第二十二話
リンに着替えるように言っても彼女は決して着替えようとしないまま数時間が過ぎ、マオが帰ってきたことにより昨日の仕事は終わりとなってしまった。
非常に無念である。
「だからそんなに落ち込んでるの、お兄ちゃん?」
自宅のリビングにある炬燵の向かい側から話しかけてきたのは、魔法使いそのものの恰好をした黒髪ツーサイドアップの女の子――この世界でできた妹のミーニャだ。
「いや、まさか部屋から出すどころか、着替えさせることすら出来ないとは思わなかった……」
さすがに無理やり着換えさせるわけにもいかず、俺は何とか説得を試みたのだが、リンは全く聞き耳を持たなかった。それどころか、少しすると夢の世界へと旅立とうとするのだ。
元の世界の一般的な引きこもりと違って、眠いから部屋から出ようとしないという彼女は、なかなか新しいタイプの引きこもりかもしれない。
少なくとも、俺は今までそんな引きこもりには遭遇したことがない。
「リンちゃんは手ごわいからね~」
「ん、お前ってリンの事知ってるのか?」
俺がミーニャに問いかけると彼女はわざわざ俺のために、俺が元居た世界から召喚してくれたミカンを、あむあむと美味しそうな顔で食べながら言う。
「知ってるに決まってるよ! ミーニャは魔法使いになる修行を、お師匠さまのお城でやったんだもん」
「もん……ねぇ」
そう言われてみれば、ミーニャがリンの事を知っている事に納得は出来るが――その話を聞いたら、別の事に興味が出て来てしまった。

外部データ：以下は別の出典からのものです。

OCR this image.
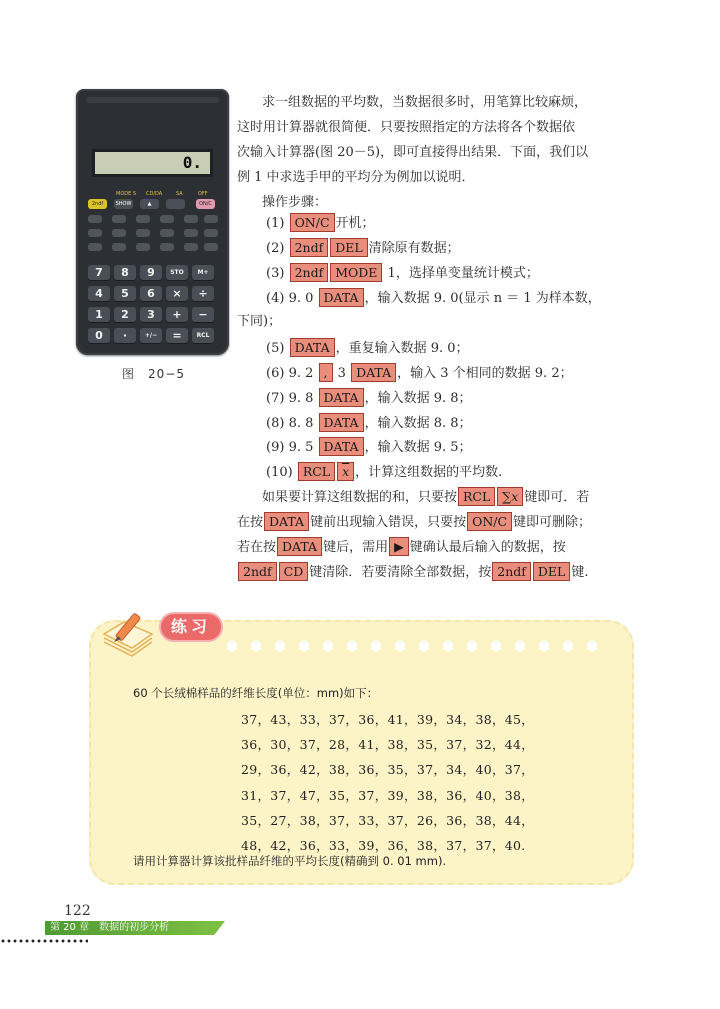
0.
MODE S CD/DA	SA	OFF
2ndf	SHOW	▲	ON/C
7	8	9	STO	M+
4	5	6	×	÷
1	2	3	+	−
0	·	+/−	=	RCL
图　20−5
求一组数据的平均数，当数据很多时，用笔算比较麻烦，
这时用计算器就很简便．只要按照指定的方法将各个数据依
次输入计算器(图 20－5)，即可直接得出结果．下面，我们以
例 1 中求选手甲的平均分为例加以说明．
操作步骤：
(1) ON/C 开机；
(2) 2ndf DEL 清除原有数据；
(3) 2ndf MODE 1，选择单变量统计模式；
(4) 9. 0 DATA ，输入数据 9. 0(显示 n ＝ 1 为样本数，
下同)；
(5) DATA ，重复输入数据 9. 0；
(6) 9. 2 , 3 DATA ，输入 3 个相同的数据 9. 2；
(7) 9. 8 DATA ，输入数据 9. 8；
(8) 8. 8 DATA ，输入数据 8. 8；
(9) 9. 5 DATA ，输入数据 9. 5；
(10) RCL $\overline{x}$ ，计算这组数据的平均数.
如果要计算这组数据的和，只要按 RCL ∑x 键即可．若
在按 DATA 键前出现输入错误，只要按 ON/C 键即可删除；
若在按 DATA 键后，需用 ▶ 键确认最后输入的数据，按
2ndf CD 键清除．若要清除全部数据，按 2ndf DEL 键.
练习
60 个长绒棉样品的纤维长度(单位：mm)如下：
37，43，33，37，36，41，39，34，38，45，
36，30，37，28，41，38，35，37，32，44，
29，36，42，38，36，35，37，34，40，37，
31，37，47，35，37，39，38，36，40，38，
35，27，38，37，33，37，26，36，38，44，
48，42，36，33，39，36，38，37，37，40.
请用计算器计算该批样品纤维的平均长度(精确到 0. 01 mm).
122
第 20 章　数据的初步分析
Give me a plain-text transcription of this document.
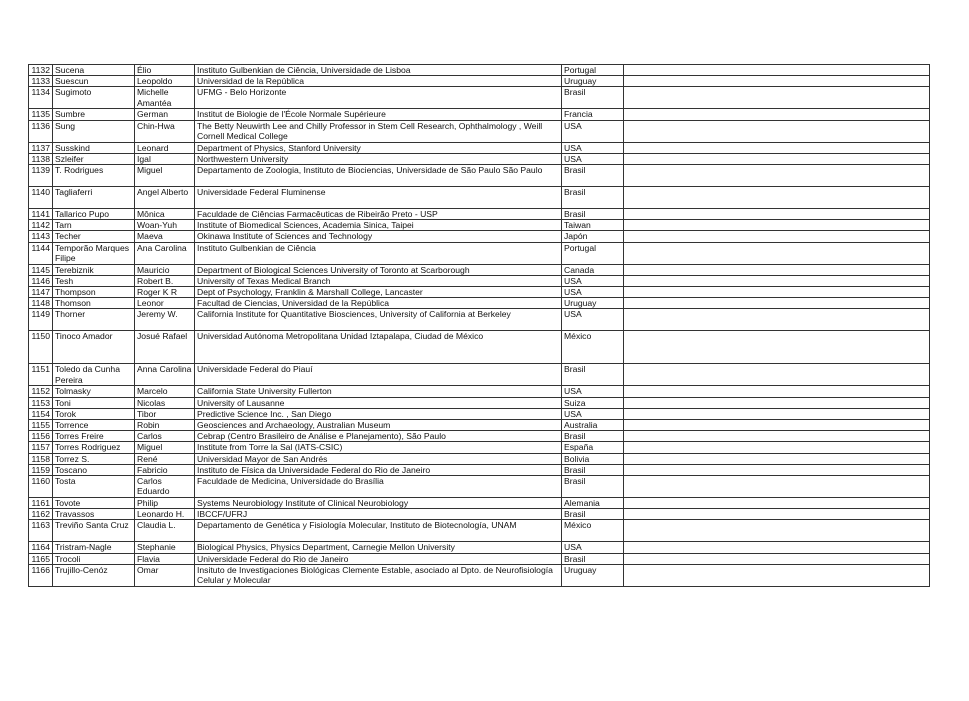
1132	Sucena	Élio	Instituto Gulbenkian de Ciência, Universidade de Lisboa	Portugal	
1133	Suescun	Leopoldo	Universidad de la República	Uruguay	
1134	Sugimoto	Michelle Amantéa	UFMG - Belo Horizonte	Brasil	
1135	Sumbre	German	Institut de Biologie de l'École Normale Supérieure	Francia	
1136	Sung	Chin-Hwa	The Betty Neuwirth Lee and Chilly Professor in Stem Cell Research, Ophthalmology , Weill Cornell Medical College	USA	
1137	Susskind	Leonard	Department of Physics, Stanford University	USA	
1138	Szleifer	Igal	Northwestern University	USA	
1139	T. Rodrigues	Miguel	Departamento de Zoologia, Instituto de Biociencias, Universidade de São Paulo São Paulo	Brasil	
1140	Tagliaferri	Angel Alberto	Universidade Federal Fluminense	Brasil	
1141	Tallarico Pupo	Mônica	Faculdade de Ciências Farmacêuticas de Ribeirão Preto - USP	Brasil	
1142	Tarn	Woan-Yuh	Institute of Biomedical Sciences, Academia Sinica, Taipei	Taiwan	
1143	Techer	Maeva	Okinawa Institute of Sciences and Technology	Japón	
1144	Temporão Marques Filipe	Ana Carolina	Instituto Gulbenkian de Ciência	Portugal	
1145	Terebiznik	Mauricio	Department of Biological Sciences University of Toronto at Scarborough	Canada	
1146	Tesh	Robert B.	University of Texas Medical Branch	USA	
1147	Thompson	Roger K R	Dept of Psychology, Franklin & Marshall College, Lancaster	USA	
1148	Thomson	Leonor	Facultad de Ciencias, Universidad de la República	Uruguay	
1149	Thorner	Jeremy W.	California Institute for Quantitative Biosciences, University of California at Berkeley	USA	
1150	Tinoco Amador	Josué Rafael	Universidad Autónoma Metropolitana Unidad Iztapalapa, Ciudad de México	México	
1151	Toledo da Cunha Pereira	Anna Carolina	Universidade Federal do Piauí	Brasil	
1152	Tolmasky	Marcelo	California State University Fullerton	USA	
1153	Toni	Nicolas	University of Lausanne	Suiza	
1154	Torok	Tibor	Predictive Science Inc. , San Diego	USA	
1155	Torrence	Robin	Geosciences and Archaeology, Australian Museum	Australia	
1156	Torres Freire	Carlos	Cebrap (Centro Brasileiro de Análise e Planejamento), São Paulo	Brasil	
1157	Torres Rodriguez	Miguel	Institute from Torre la Sal (IATS-CSIC)	España	
1158	Torrez S.	René	Universidad Mayor de San Andrés	Bolivia	
1159	Toscano	Fabricio	Instituto de Física da Universidade Federal do Rio de Janeiro	Brasil	
1160	Tosta	Carlos Eduardo	Faculdade de Medicina, Universidade do Brasília	Brasil	
1161	Tovote	Philip	Systems Neurobiology Institute of Clinical Neurobiology	Alemania	
1162	Travassos	Leonardo H.	IBCCF/UFRJ	Brasil	
1163	Treviño Santa Cruz	Claudia L.	Departamento de Genética y Fisiología Molecular, Instituto de Biotecnología, UNAM	México	
1164	Tristram-Nagle	Stephanie	Biological Physics, Physics Department, Carnegie Mellon University	USA	
1165	Trocoli	Flavia	Universidade Federal do Rio de Janeiro	Brasil	
1166	Trujillo-Cenóz	Omar	Insituto de Investigaciones Biológicas Clemente Estable, asociado al Dpto. de Neurofisiología Celular y Molecular	Uruguay	
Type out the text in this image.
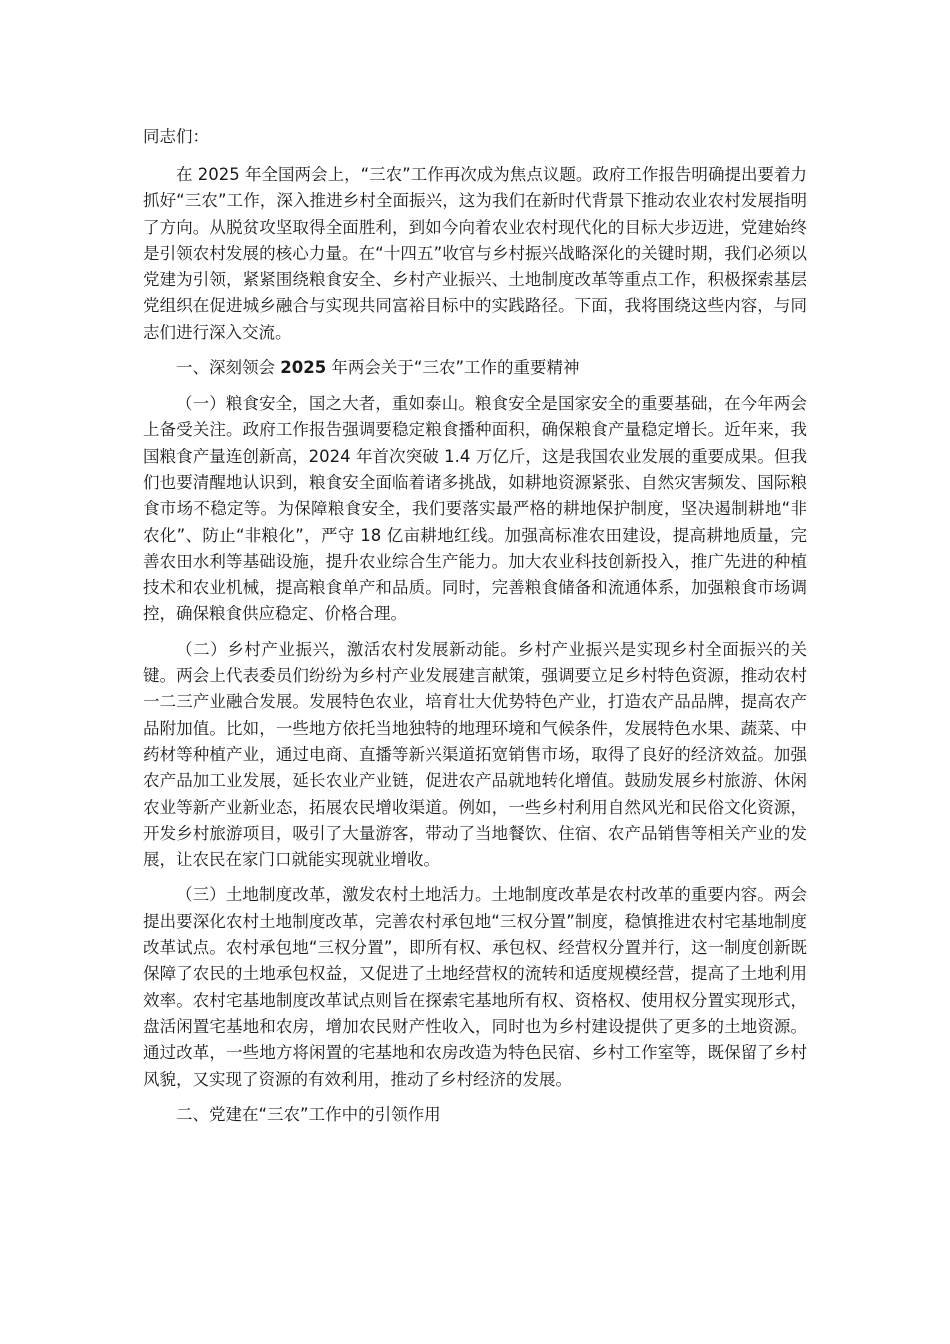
同志们：

在 2025 年全国两会上，“三农”工作再次成为焦点议题。政府工作报告明确提出要着力抓好“三农”工作，深入推进乡村全面振兴，这为我们在新时代背景下推动农业农村发展指明了方向。从脱贫攻坚取得全面胜利，到如今向着农业农村现代化的目标大步迈进，党建始终是引领农村发展的核心力量。在“十四五”收官与乡村振兴战略深化的关键时期，我们必须以党建为引领，紧紧围绕粮食安全、乡村产业振兴、土地制度改革等重点工作，积极探索基层党组织在促进城乡融合与实现共同富裕目标中的实践路径。下面，我将围绕这些内容，与同志们进行深入交流。

一、深刻领会 2025 年两会关于“三农”工作的重要精神

（一）粮食安全，国之大者，重如泰山。粮食安全是国家安全的重要基础，在今年两会上备受关注。政府工作报告强调要稳定粮食播种面积，确保粮食产量稳定增长。近年来，我国粮食产量连创新高，2024 年首次突破 1.4 万亿斤，这是我国农业发展的重要成果。但我们也要清醒地认识到，粮食安全面临着诸多挑战，如耕地资源紧张、自然灾害频发、国际粮食市场不稳定等。为保障粮食安全，我们要落实最严格的耕地保护制度，坚决遏制耕地“非农化”、防止“非粮化”，严守 18 亿亩耕地红线。加强高标准农田建设，提高耕地质量，完善农田水利等基础设施，提升农业综合生产能力。加大农业科技创新投入，推广先进的种植技术和农业机械，提高粮食单产和品质。同时，完善粮食储备和流通体系，加强粮食市场调控，确保粮食供应稳定、价格合理。

（二）乡村产业振兴，激活农村发展新动能。乡村产业振兴是实现乡村全面振兴的关键。两会上代表委员们纷纷为乡村产业发展建言献策，强调要立足乡村特色资源，推动农村一二三产业融合发展。发展特色农业，培育壮大优势特色产业，打造农产品品牌，提高农产品附加值。比如，一些地方依托当地独特的地理环境和气候条件，发展特色水果、蔬菜、中药材等种植产业，通过电商、直播等新兴渠道拓宽销售市场，取得了良好的经济效益。加强农产品加工业发展，延长农业产业链，促进农产品就地转化增值。鼓励发展乡村旅游、休闲农业等新产业新业态，拓展农民增收渠道。例如，一些乡村利用自然风光和民俗文化资源，开发乡村旅游项目，吸引了大量游客，带动了当地餐饮、住宿、农产品销售等相关产业的发展，让农民在家门口就能实现就业增收。

（三）土地制度改革，激发农村土地活力。土地制度改革是农村改革的重要内容。两会提出要深化农村土地制度改革，完善农村承包地“三权分置”制度，稳慎推进农村宅基地制度改革试点。农村承包地“三权分置”，即所有权、承包权、经营权分置并行，这一制度创新既保障了农民的土地承包权益，又促进了土地经营权的流转和适度规模经营，提高了土地利用效率。农村宅基地制度改革试点则旨在探索宅基地所有权、资格权、使用权分置实现形式，盘活闲置宅基地和农房，增加农民财产性收入，同时也为乡村建设提供了更多的土地资源。通过改革，一些地方将闲置的宅基地和农房改造为特色民宿、乡村工作室等，既保留了乡村风貌，又实现了资源的有效利用，推动了乡村经济的发展。

二、党建在“三农”工作中的引领作用
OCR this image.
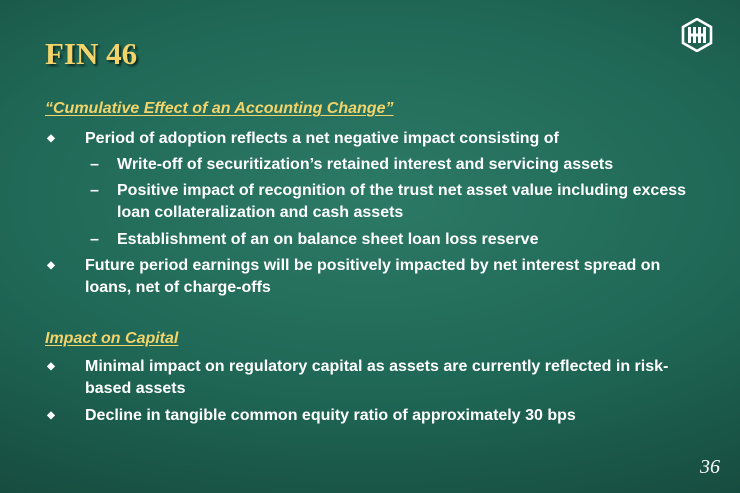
FIN 46

“Cumulative Effect of an Accounting Change”

◆ Period of adoption reflects a net negative impact consisting of
– Write-off of securitization’s retained interest and servicing assets
– Positive impact of recognition of the trust net asset value including excess loan collateralization and cash assets
– Establishment of an on balance sheet loan loss reserve
◆ Future period earnings will be positively impacted by net interest spread on loans, net of charge-offs

Impact on Capital

◆ Minimal impact on regulatory capital as assets are currently reflected in risk-based assets
◆ Decline in tangible common equity ratio of approximately 30 bps

36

それはこいつがマオに弟子入りする時の話だ……すなわち、
「っていうか何? お前ってどうやってマオと知り合ったの?」
仮にもあいつは魔王だ。
あいつ本人が悪い事をしているところは今の所見ていないが、魔王である限りはそれなりに畏怖されるべき対象のはずだ。
bそうなると、そうやすやすと近づけるような人物……狐っ娘ではないはずだが。
と、俺が考えを巡らせていると彼女は言う。
「普通に行ったんだよ!」
「普通に、行った?」
「うん! やっぱり魔法使いになるからには、世界で一番優れている人に弟子入りしたいからね! だからお師匠さまのお城まで行って『弟子にしてください!』って言ったんだよ。そうしたらお師匠さまが『おもしろい、よかろうなのじゃ!』って」
「は?」
「ん?」
ん? じゃないよ。
こいつはあれか、いきなり魔王の所に行って、唐突に弟子にしてくださいと切り出したのか。
ありえないだろ。
こいつをあっさり受け入れたマオもどうかと思うが、魔王の城に単身乗り込んでいくこいつもどうかと思う――普通の人間はそんなことしない、絶対にしない。
「だってお前さ、もしマオがああいった性格じゃなくて、もっと凶悪な奴だったらどうしたんだよ?」
「え、でもお師匠さまはああいう性格だよ?」
「いや……俺が言っているのはそう言う事ではなくてだな」
「?」
……うん、何だか面倒くさくなってきた。
基本的に何も考えないで行動しているこいつには、少し難しい話だったかもしれない。
「あ、ねぇねぇお兄ちゃん!」
「ん?」
「そろそろ時間だよ、行かなくていいの?」
あぁそうだったな。
今日から俺は昼過ぎからマオの城に行くことになっているのだった――またリンと相対さなければならないと思うと、非常に鬱になってるがやるしかない。
そうだ、最後にこれだけ聞いておこう。
「行く前に聞いておきたいんだけどさ、リンの好物ってなに?」
俺はミーニャからその答えを聞いた後、店先から聞こえてくるリゼットのテンパった接客声を聞きながら、ゆっくりと立ちあがるのだった。